The forest department yesterday caught two blackbucks in Mandi village in the Southern ridge near Mehrauli. Some locals in the nearby jhuggi jhopri clusters complained to the Mehrauli police station that stray dogs were troubling and injuring them. The forest department rushed to the spot and captured the two blackbucks, one male and the other female.

``Seeing their health, it was very clear that they had been in captivity for a long time and had been left there recently. The ridge area belongs to the forest department and no blackbucks had been spotted in the past,'' said Ishwar Singh, deputy conservator of forest (West).

Inanother incident today, a forest department team led by two inspectors raided another farmhouse in Najafgarh called Chetan belonging to Ganga Saran and captured three blackbucks and two sarus cranes. Two of them were six years old while one was only a year old. The owner of the farmhouse was also arrested and will be presented at the Tis Hazari courts tomorrow.

The department has also got tip-offs from other areas where they feel that the farmhouse owners might have abandoned them. One such area is near the Videsh Sanchar Nigam building in Mehrauli which is thickly wooded. Some farmhouses are also located in the area. Blackbucks along with other animals are reported to have suddenly appeared in that green cluster.

Another incident which sparked off this sudden abandoning is that two balckbucks were seized from eunuchs recently in Sultanpuri. They were arrested and kept in police custody. The guilty were remanded in judicial custody.

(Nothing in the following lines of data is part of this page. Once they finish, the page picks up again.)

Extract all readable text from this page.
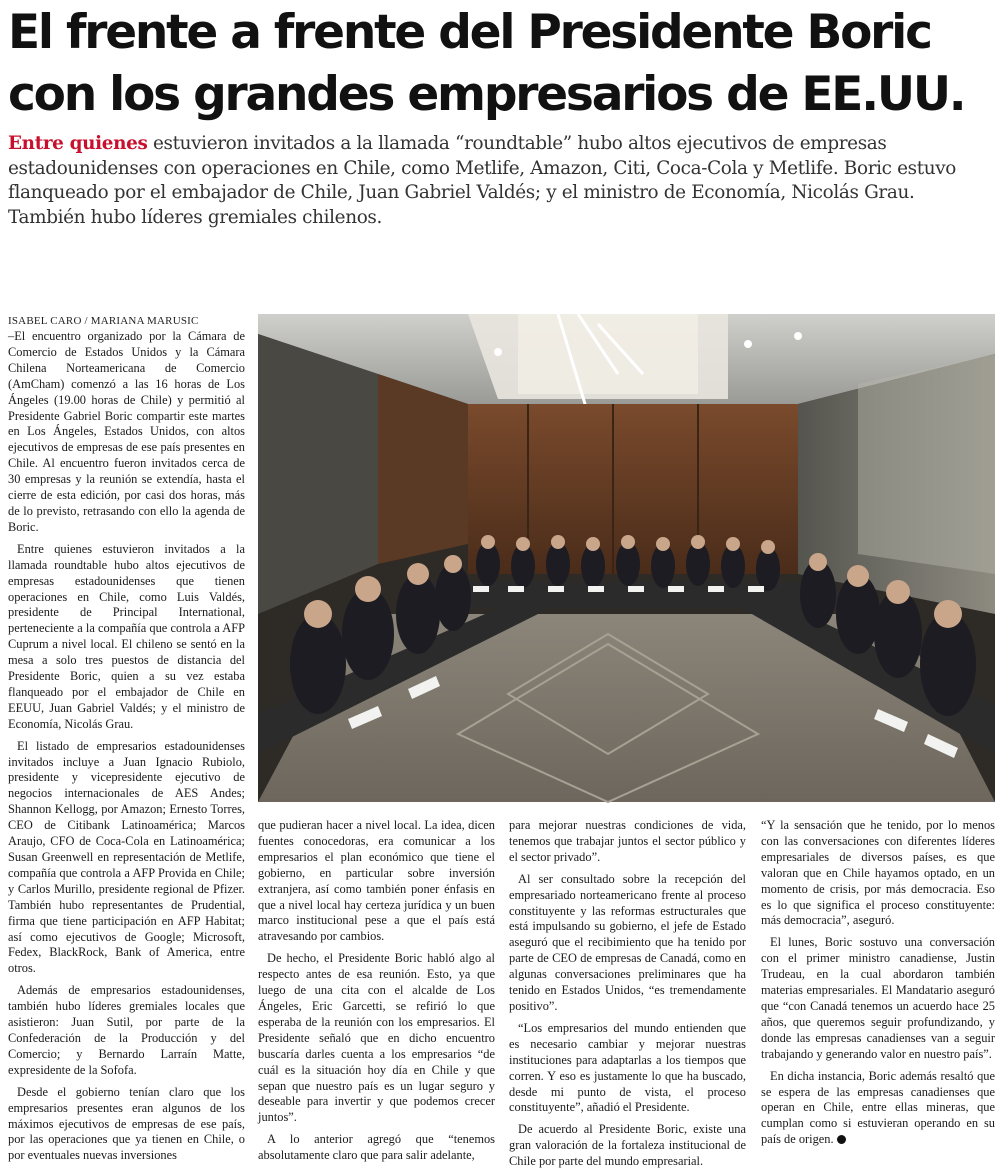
El frente a frente del Presidente Boric
con los grandes empresarios de EE.UU.

Entre quienes estuvieron invitados a la llamada “roundtable” hubo altos ejecutivos de empresas estadounidenses con operaciones en Chile, como Metlife, Amazon, Citi, Coca-Cola y Metlife. Boric estuvo flanqueado por el embajador de Chile, Juan Gabriel Valdés; y el ministro de Economía, Nicolás Grau. También hubo líderes gremiales chilenos.

ISABEL CARO / MARIANA MARUSIC

–El encuentro organizado por la Cámara de Comercio de Estados Unidos y la Cámara Chilena Norteamericana de Comercio (AmCham) comenzó a las 16 horas de Los Ángeles (19.00 horas de Chile) y permitió al Presidente Gabriel Boric compartir este martes en Los Ángeles, Estados Unidos, con altos ejecutivos de empresas de ese país presentes en Chile. Al encuentro fueron invitados cerca de 30 empresas y la reunión se extendía, hasta el cierre de esta edición, por casi dos horas, más de lo previsto, retrasando con ello la agenda de Boric.

Entre quienes estuvieron invitados a la llamada roundtable hubo altos ejecutivos de empresas estadounidenses que tienen operaciones en Chile, como Luis Valdés, presidente de Principal International, perteneciente a la compañía que controla a AFP Cuprum a nivel local. El chileno se sentó en la mesa a solo tres puestos de distancia del Presidente Boric, quien a su vez estaba flanqueado por el embajador de Chile en EEUU, Juan Gabriel Valdés; y el ministro de Economía, Nicolás Grau.

El listado de empresarios estadounidenses invitados incluye a Juan Ignacio Rubiolo, presidente y vicepresidente ejecutivo de negocios internacionales de AES Andes; Shannon Kellogg, por Amazon; Ernesto Torres, CEO de Citibank Latinoamérica; Marcos Araujo, CFO de Coca-Cola en Latinoamérica; Susan Greenwell en representación de Metlife, compañía que controla a AFP Provida en Chile; y Carlos Murillo, presidente regional de Pfizer. También hubo representantes de Prudential, firma que tiene participación en AFP Habitat; así como ejecutivos de Google; Microsoft, Fedex, BlackRock, Bank of America, entre otros.

Además de empresarios estadounidenses, también hubo líderes gremiales locales que asistieron: Juan Sutil, por parte de la Confederación de la Producción y del Comercio; y Bernardo Larraín Matte, expresidente de la Sofofa.

Desde el gobierno tenían claro que los empresarios presentes eran algunos de los máximos ejecutivos de empresas de ese país, por las operaciones que ya tienen en Chile, o por eventuales nuevas inversiones

que pudieran hacer a nivel local. La idea, dicen fuentes conocedoras, era comunicar a los empresarios el plan económico que tiene el gobierno, en particular sobre inversión extranjera, así como también poner énfasis en que a nivel local hay certeza jurídica y un buen marco institucional pese a que el país está atravesando por cambios.

De hecho, el Presidente Boric habló algo al respecto antes de esa reunión. Esto, ya que luego de una cita con el alcalde de Los Ángeles, Eric Garcetti, se refirió lo que esperaba de la reunión con los empresarios. El Presidente señaló que en dicho encuentro buscaría darles cuenta a los empresarios “de cuál es la situación hoy día en Chile y que sepan que nuestro país es un lugar seguro y deseable para invertir y que podemos crecer juntos”.

A lo anterior agregó que “tenemos absolutamente claro que para salir adelante,

para mejorar nuestras condiciones de vida, tenemos que trabajar juntos el sector público y el sector privado”.

Al ser consultado sobre la recepción del empresariado norteamericano frente al proceso constituyente y las reformas estructurales que está impulsando su gobierno, el jefe de Estado aseguró que el recibimiento que ha tenido por parte de CEO de empresas de Canadá, como en algunas conversaciones preliminares que ha tenido en Estados Unidos, “es tremendamente positivo”.

“Los empresarios del mundo entienden que es necesario cambiar y mejorar nuestras instituciones para adaptarlas a los tiempos que corren. Y eso es justamente lo que ha buscado, desde mi punto de vista, el proceso constituyente”, añadió el Presidente.

De acuerdo al Presidente Boric, existe una gran valoración de la fortaleza institucional de Chile por parte del mundo empresarial.

“Y la sensación que he tenido, por lo menos con las conversaciones con diferentes líderes empresariales de diversos países, es que valoran que en Chile hayamos optado, en un momento de crisis, por más democracia. Eso es lo que significa el proceso constituyente: más democracia”, aseguró.

El lunes, Boric sostuvo una conversación con el primer ministro canadiense, Justin Trudeau, en la cual abordaron también materias empresariales. El Mandatario aseguró que “con Canadá tenemos un acuerdo hace 25 años, que queremos seguir profundizando, y donde las empresas canadienses van a seguir trabajando y generando valor en nuestro país”.

En dicha instancia, Boric además resaltó que se espera de las empresas canadienses que operan en Chile, entre ellas mineras, que cumplan como si estuvieran operando en su país de origen.
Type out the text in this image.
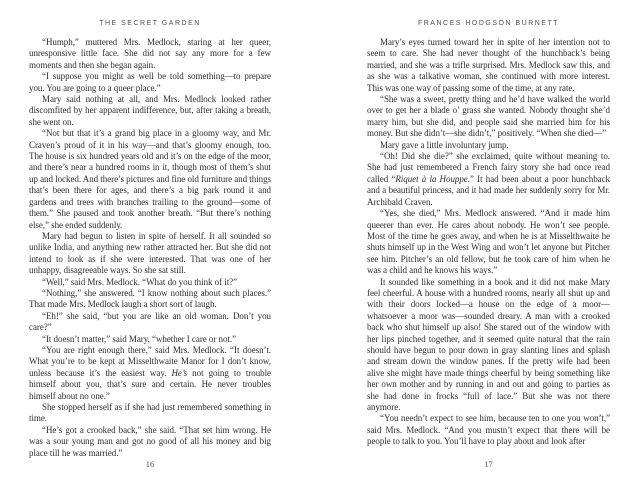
THE SECRET GARDEN

“Humph,” muttered Mrs. Medlock, staring at her queer, unresponsive little face. She did not say any more for a few moments and then she began again.

“I suppose you might as well be told something—to prepare you. You are going to a queer place.”

Mary said nothing at all, and Mrs. Medlock looked rather discomfited by her apparent indifference, but, after taking a breath, she went on.

“Not but that it’s a grand big place in a gloomy way, and Mr. Craven’s proud of it in his way—and that’s gloomy enough, too. The house is six hundred years old and it’s on the edge of the moor, and there’s near a hundred rooms in it, though most of them’s shut up and locked. And there’s pictures and fine old furniture and things that’s been there for ages, and there’s a big park round it and gardens and trees with branches trailing to the ground—some of them.” She paused and took another breath. “But there’s nothing else,” she ended suddenly.

Mary had begun to listen in spite of herself. It all sounded so unlike India, and anything new rather attracted her. But she did not intend to look as if she were interested. That was one of her unhappy, disagreeable ways. So she sat still.

“Well,” said Mrs. Medlock. “What do you think of it?”

“Nothing,” she answered. “I know nothing about such places.” That made Mrs. Medlock laugh a short sort of laugh.

“Eh!” she said, “but you are like an old woman. Don’t you care?”

“It doesn’t matter,” said Mary, “whether I care or not.”

“You are right enough there,” said Mrs. Medlock. “It doesn’t. What you’re to be kept at Misselthwaite Manor for I don’t know, unless because it’s the easiest way. He’s not going to trouble himself about you, that’s sure and certain. He never troubles himself about no one.”

She stopped herself as if she had just remembered something in time.

“He’s got a crooked back,” she said. “That set him wrong. He was a sour young man and got no good of all his money and big place till he was married.”

16
FRANCES HODGSON BURNETT

Mary’s eyes turned toward her in spite of her intention not to seem to care. She had never thought of the hunchback’s being married, and she was a trifle surprised. Mrs. Medlock saw this, and as she was a talkative woman, she continued with more interest. This was one way of passing some of the time, at any rate.

“She was a sweet, pretty thing and he’d have walked the world over to get her a blade o’ grass she wanted. Nobody thought she’d marry him, but she did, and people said she married him for his money. But she didn’t—she didn’t,” positively. “When she died—”

Mary gave a little involuntary jump.

“Oh! Did she die?” she exclaimed, quite without meaning to. She had just remembered a French fairy story she had once read called “Riquet à la Houppe.” It had been about a poor hunchback and a beautiful princess, and it had made her suddenly sorry for Mr. Archibald Craven.

“Yes, she died,” Mrs. Medlock answered. “And it made him queerer than ever. He cares about nobody. He won’t see people. Most of the time he goes away, and when he is at Misselthwaite he shuts himself up in the West Wing and won’t let anyone but Pitcher see him. Pitcher’s an old fellow, but he took care of him when he was a child and he knows his ways.”

It sounded like something in a book and it did not make Mary feel cheerful. A house with a hundred rooms, nearly all shut up and with their doors locked—a house on the edge of a moor—whatsoever a moor was—sounded dreary. A man with a crooked back who shut himself up also! She stared out of the window with her lips pinched together, and it seemed quite natural that the rain should have begun to pour down in gray slanting lines and splash and stream down the window panes. If the pretty wife had been alive she might have made things cheerful by being something like her own mother and by running in and out and going to parties as she had done in frocks “full of lace.” But she was not there anymore.

“You needn’t expect to see him, because ten to one you won’t,” said Mrs. Medlock. “And you mustn’t expect that there will be people to talk to you. You’ll have to play about and look after

17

Sources in the department say that there as many as 40 blackbucks beingkept as pets in the farmhouses of Delhi. But what is worse that they are being abandoned in panic, risking their safety. This is especially true of those belonging to families from Uttar Pradesh where these animals are found in plenty.

``We have got information from a lot of places but we need confirmation before we raid them. But due action will be taken against them,'' said Singh.

The captured blackbucks were taken to the Society for Prevention of Cruelty against Animals (SPCA) and then later given to the zoo. Even on a holiday, the forest department had sent its team out with one jeep, one gypsy and one truck to follow the blackbuck trail.

Blackbucks though not really dwindling in number are listed as Schedule I animals as they are only found in certain pockets of UP and Rajasthan.